The problem is that Christianity, as it stands, brings a lot of baggage which, far as I can tell, has absolutely nothing to do with the central figure of the religion. I strongly feel that Jesus probably had very little to say about Heaven or God, embellished or altered accounts of his teachings in the New Testament aside — but to be properly Christian, in most denominations, one must adhere to a very specific and narrow definition of God, when, like Buddhism, I don’t really think that the principles of kindness and responsibility for one’s actions and basic human decency really need to be rooted in the concept of a symbolic being. Why does anyone have to have a condescending paternalistic figure to articulate what seems like a generally good idea? (Why, if I were a cynic, I’d feel that the only reason to add the concept of Yahweh into anything would be to validate the control of manipulative hierarchical organizations over society.)

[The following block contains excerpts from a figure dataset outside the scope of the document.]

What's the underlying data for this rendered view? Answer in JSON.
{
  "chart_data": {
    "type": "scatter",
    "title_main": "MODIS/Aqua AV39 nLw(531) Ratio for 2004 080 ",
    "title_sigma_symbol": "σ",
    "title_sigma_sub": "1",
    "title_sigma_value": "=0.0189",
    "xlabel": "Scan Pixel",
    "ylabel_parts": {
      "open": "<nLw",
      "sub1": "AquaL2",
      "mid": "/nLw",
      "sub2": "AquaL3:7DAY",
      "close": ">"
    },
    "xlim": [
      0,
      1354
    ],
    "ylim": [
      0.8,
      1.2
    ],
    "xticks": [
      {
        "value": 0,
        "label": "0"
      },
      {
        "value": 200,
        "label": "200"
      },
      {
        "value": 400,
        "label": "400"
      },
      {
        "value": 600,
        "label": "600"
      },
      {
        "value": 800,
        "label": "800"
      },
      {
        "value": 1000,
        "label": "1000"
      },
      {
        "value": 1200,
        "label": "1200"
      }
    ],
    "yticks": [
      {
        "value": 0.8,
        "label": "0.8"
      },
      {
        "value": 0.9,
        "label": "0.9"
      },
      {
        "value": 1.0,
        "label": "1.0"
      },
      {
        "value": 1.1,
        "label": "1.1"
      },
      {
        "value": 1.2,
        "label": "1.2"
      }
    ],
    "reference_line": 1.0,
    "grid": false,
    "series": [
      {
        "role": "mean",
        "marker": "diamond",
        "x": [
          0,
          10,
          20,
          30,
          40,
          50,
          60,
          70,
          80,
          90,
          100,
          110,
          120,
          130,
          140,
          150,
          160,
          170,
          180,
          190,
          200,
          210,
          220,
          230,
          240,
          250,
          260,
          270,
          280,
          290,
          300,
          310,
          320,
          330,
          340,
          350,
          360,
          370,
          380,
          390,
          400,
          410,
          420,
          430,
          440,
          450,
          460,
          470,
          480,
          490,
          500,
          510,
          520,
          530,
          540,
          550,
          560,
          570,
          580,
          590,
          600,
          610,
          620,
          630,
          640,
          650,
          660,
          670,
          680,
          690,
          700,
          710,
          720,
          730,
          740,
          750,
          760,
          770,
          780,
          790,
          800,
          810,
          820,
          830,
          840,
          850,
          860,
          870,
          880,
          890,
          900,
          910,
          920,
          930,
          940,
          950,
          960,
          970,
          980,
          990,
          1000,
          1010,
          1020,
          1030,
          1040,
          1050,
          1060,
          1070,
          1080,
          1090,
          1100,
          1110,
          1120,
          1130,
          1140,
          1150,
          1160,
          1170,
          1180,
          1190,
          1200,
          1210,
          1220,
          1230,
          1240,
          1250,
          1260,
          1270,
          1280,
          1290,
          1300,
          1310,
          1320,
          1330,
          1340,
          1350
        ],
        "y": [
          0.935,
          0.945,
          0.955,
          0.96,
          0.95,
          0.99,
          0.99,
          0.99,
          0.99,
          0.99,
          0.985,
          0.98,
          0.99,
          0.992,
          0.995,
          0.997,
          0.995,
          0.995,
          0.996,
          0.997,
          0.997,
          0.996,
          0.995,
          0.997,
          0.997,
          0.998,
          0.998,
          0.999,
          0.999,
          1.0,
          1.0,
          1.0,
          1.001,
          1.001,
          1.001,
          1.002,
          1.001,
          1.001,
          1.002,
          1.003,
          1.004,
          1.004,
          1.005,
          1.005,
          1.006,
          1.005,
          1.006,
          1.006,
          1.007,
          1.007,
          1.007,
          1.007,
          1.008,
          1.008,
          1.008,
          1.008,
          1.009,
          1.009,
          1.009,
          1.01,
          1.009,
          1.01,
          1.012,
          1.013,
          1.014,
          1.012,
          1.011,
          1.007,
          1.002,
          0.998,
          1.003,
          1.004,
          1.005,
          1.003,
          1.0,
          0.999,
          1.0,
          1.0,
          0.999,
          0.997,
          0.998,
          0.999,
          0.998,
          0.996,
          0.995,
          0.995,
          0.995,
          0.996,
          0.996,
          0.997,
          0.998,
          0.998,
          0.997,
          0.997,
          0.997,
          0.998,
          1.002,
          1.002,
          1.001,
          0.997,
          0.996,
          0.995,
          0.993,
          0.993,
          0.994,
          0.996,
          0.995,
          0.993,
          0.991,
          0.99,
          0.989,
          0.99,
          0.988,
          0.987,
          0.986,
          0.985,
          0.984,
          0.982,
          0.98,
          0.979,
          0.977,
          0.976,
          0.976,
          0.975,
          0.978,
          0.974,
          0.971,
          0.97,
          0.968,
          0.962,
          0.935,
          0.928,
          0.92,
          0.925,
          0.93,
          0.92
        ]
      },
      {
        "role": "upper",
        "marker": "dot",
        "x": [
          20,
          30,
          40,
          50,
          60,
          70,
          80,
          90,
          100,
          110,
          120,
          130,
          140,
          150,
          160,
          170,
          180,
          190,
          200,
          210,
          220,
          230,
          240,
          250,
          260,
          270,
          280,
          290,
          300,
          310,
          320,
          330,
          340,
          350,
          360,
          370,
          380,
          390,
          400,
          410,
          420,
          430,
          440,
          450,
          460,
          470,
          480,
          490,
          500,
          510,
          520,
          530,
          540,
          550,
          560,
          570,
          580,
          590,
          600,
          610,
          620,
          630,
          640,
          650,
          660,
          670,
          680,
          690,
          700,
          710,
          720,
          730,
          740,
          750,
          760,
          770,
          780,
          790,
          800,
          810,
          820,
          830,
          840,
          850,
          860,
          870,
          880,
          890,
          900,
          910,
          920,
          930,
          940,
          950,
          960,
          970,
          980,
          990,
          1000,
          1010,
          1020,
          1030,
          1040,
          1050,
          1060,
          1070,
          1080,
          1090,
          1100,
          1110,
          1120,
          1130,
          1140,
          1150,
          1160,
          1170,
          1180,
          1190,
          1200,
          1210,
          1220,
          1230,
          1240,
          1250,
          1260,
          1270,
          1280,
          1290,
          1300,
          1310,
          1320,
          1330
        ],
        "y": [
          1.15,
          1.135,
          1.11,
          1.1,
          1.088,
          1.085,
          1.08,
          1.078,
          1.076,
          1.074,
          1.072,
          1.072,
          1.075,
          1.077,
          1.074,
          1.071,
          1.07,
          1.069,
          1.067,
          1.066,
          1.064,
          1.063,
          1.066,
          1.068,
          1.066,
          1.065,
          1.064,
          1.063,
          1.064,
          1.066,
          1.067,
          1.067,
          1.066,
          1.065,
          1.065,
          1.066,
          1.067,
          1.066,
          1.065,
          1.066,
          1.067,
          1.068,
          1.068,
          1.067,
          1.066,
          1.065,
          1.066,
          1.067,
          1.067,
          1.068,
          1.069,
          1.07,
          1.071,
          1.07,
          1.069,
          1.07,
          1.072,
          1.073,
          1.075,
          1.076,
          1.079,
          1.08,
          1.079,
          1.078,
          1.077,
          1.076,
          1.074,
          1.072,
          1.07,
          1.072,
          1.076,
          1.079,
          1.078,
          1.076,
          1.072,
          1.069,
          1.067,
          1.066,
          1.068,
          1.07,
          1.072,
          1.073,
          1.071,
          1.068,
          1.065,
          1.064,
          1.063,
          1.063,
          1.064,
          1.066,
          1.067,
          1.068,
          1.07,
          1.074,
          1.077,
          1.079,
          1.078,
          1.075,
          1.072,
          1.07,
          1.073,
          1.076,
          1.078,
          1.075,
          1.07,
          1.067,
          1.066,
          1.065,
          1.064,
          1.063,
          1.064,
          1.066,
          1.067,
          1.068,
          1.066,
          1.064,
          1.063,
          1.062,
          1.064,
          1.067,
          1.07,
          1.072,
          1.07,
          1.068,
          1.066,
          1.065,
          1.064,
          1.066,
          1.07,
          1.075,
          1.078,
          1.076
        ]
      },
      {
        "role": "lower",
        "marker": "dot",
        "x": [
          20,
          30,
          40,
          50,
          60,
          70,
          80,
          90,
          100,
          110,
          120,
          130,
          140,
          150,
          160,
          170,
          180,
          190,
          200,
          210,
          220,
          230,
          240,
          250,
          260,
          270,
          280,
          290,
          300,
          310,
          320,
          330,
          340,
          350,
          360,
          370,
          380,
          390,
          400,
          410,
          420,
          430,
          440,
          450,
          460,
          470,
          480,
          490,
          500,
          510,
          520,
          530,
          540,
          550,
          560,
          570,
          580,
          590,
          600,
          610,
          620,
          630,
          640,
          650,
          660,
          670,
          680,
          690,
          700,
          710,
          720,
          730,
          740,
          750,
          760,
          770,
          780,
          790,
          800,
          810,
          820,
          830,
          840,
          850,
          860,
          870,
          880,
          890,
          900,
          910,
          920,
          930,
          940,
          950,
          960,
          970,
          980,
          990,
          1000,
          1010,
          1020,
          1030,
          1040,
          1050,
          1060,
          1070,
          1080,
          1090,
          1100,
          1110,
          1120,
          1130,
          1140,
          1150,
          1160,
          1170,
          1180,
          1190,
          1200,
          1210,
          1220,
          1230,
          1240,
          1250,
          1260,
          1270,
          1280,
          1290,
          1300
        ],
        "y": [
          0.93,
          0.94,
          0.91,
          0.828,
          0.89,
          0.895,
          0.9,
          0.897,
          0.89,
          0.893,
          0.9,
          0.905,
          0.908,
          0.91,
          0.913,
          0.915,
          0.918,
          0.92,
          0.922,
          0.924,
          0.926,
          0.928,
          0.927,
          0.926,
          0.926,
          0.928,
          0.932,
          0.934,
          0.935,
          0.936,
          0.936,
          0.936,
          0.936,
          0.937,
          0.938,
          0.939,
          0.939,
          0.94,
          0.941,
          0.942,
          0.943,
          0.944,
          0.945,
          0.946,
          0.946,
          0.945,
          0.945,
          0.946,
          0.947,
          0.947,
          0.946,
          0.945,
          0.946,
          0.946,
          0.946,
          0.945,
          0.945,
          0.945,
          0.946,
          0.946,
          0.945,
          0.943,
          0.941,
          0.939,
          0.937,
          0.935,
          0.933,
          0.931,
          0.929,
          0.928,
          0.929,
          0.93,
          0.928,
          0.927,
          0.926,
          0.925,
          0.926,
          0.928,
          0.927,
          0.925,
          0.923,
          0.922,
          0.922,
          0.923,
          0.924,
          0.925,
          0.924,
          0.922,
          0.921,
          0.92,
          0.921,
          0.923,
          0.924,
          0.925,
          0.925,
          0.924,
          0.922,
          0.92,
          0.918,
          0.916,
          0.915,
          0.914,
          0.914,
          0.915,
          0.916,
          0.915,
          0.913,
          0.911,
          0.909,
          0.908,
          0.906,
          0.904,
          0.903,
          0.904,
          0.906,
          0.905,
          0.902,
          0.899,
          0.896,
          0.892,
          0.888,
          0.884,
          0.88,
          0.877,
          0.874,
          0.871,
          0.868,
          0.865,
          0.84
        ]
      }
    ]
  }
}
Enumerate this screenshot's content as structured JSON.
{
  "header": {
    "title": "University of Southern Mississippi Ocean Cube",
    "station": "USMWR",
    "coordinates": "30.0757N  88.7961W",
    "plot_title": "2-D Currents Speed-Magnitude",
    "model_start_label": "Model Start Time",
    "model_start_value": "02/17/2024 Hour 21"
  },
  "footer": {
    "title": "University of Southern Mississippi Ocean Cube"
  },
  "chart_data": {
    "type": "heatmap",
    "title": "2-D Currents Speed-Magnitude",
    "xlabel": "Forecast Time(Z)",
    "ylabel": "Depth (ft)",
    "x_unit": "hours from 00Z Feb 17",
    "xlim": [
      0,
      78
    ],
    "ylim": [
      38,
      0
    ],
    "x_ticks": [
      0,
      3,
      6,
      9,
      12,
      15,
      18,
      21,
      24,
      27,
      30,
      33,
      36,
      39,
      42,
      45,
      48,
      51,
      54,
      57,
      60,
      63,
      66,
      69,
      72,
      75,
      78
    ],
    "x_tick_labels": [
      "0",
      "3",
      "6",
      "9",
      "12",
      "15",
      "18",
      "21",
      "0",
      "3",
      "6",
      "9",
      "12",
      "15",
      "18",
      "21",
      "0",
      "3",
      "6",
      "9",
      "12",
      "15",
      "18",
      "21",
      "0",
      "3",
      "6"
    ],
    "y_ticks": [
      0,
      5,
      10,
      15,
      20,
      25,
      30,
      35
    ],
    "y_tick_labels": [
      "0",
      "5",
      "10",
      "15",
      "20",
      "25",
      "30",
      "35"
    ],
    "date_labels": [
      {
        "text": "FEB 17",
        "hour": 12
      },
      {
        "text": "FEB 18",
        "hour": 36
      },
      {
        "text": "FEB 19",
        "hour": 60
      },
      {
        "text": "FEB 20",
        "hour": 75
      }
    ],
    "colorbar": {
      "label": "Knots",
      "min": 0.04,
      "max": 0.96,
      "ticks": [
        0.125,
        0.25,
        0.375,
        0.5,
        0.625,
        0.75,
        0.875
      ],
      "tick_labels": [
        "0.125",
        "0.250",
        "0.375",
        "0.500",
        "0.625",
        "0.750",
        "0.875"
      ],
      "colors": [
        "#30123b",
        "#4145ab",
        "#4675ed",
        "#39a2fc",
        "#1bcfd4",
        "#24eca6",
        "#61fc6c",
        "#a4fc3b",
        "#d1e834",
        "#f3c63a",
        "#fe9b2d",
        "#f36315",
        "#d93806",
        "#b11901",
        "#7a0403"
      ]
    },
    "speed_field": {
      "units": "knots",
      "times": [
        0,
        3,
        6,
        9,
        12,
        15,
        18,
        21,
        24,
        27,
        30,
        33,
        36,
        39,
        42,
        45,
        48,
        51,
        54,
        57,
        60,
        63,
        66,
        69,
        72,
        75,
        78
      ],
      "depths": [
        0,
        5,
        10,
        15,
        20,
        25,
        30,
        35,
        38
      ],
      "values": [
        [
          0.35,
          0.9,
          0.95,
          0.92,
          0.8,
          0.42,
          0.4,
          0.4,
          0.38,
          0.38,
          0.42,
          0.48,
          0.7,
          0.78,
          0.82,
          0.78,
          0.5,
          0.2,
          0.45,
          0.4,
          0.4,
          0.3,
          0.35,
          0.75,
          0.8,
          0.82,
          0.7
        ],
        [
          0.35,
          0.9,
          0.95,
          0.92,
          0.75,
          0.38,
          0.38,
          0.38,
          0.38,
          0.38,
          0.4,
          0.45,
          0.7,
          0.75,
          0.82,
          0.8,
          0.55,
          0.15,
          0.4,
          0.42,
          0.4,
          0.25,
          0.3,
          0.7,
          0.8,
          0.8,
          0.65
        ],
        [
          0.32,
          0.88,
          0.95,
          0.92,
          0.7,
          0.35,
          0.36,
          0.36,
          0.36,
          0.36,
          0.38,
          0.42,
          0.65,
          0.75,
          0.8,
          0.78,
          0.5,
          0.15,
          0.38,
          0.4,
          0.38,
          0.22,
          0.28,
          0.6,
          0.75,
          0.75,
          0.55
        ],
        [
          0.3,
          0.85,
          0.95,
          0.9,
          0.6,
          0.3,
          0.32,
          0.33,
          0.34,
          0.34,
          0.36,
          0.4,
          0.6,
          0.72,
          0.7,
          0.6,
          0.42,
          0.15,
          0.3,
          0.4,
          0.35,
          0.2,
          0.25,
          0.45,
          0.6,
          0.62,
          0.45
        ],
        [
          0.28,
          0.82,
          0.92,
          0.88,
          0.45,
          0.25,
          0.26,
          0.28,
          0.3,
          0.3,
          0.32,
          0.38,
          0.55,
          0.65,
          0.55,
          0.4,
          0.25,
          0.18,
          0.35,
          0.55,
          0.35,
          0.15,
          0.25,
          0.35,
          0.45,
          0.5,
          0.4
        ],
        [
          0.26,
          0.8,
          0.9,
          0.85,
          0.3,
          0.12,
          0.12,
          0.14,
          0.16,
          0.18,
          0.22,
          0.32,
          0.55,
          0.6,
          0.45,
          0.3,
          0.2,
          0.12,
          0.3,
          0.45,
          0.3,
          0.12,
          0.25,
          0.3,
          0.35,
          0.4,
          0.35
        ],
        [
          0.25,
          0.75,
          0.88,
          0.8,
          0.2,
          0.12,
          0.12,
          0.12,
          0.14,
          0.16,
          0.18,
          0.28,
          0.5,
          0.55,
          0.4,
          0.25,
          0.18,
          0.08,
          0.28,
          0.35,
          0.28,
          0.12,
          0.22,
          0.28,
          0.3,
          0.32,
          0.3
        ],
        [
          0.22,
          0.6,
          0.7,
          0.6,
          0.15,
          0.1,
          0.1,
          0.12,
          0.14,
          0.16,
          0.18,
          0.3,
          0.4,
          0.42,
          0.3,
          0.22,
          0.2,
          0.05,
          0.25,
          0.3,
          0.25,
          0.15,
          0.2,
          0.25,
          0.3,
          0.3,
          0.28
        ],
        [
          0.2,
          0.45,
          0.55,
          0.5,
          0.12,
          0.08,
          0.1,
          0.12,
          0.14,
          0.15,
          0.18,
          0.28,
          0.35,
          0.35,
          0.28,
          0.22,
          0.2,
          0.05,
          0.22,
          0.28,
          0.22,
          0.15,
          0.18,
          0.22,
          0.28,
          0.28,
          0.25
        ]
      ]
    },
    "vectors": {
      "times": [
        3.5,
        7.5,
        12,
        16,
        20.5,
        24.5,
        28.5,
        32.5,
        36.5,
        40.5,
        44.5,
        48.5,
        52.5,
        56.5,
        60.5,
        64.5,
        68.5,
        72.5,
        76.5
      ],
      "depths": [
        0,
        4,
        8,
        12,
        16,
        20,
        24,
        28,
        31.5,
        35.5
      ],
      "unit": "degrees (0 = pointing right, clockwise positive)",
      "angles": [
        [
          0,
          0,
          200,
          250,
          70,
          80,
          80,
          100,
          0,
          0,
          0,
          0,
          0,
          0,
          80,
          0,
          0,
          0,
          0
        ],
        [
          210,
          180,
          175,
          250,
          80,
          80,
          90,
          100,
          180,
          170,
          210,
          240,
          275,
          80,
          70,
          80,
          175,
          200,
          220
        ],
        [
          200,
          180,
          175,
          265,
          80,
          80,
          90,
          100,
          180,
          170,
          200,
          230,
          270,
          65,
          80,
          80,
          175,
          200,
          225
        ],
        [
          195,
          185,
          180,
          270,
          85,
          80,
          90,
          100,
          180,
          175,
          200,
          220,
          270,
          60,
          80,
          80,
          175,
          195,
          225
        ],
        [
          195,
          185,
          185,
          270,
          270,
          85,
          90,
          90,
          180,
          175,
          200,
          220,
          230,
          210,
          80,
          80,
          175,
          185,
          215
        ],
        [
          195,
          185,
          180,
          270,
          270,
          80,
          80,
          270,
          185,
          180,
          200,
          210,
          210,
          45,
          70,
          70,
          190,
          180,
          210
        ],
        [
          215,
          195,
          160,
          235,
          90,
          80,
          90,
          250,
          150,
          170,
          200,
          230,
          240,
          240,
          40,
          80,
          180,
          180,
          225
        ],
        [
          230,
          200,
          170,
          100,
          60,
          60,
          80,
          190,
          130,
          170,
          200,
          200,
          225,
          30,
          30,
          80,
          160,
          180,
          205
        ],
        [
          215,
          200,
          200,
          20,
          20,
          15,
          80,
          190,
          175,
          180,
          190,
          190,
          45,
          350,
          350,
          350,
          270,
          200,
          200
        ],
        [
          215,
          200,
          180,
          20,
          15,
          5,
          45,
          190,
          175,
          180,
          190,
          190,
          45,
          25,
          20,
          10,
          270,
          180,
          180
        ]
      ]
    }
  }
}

But I think Easter is an important holiday. I think it is important to remember.
This message of peace and acceptance and love…it was so radical, at the time, that a man was killed for it. Simply for saying that everyone should be treated justly, that rich men are not any better than poor men, men better than women, anyone intrinsically better than anyone else. That we are not our parents, and that the sins of our parents should not reflect upon us. That we should love everyone as ourselves, even our enemies, and extend to them all basic human courtesy and recognize that it is not our place to judge. That we are always in control of our own actions, and that those actions should never hurt anyone else, even if that person has hurt us. I think it is, at its heart, a very powerful and empowering philosophy about personal responsibility and respect. And this message was so frightening to the people in power that they had to have him killed.
And yet, two thousand years later, nothing changes. Men are still killed for this very basic and, as I said, fundamentally unobjectionable message. All Martin Luther King, Jr. did was follow the basic tenants of his faith, simply adapting the messages of his prophet to modern-day America, and he died for it, too.
I think there’s something very wrong with the world that this is still the case, and I have the feeling that Christ, if he could or can see what has become of his words, would disapprove. More than disapprove, really, though I can’t think of a word that describes exactly how awful it is that his message has been twisted into one of hate, war, and oppression. Everything he spoke against, his followers have done in his name. Not all of his followers, obviously, but far, far too many.
So, Christian or not, I hope we all can recognize Easter for what it really is, and not for what it has become.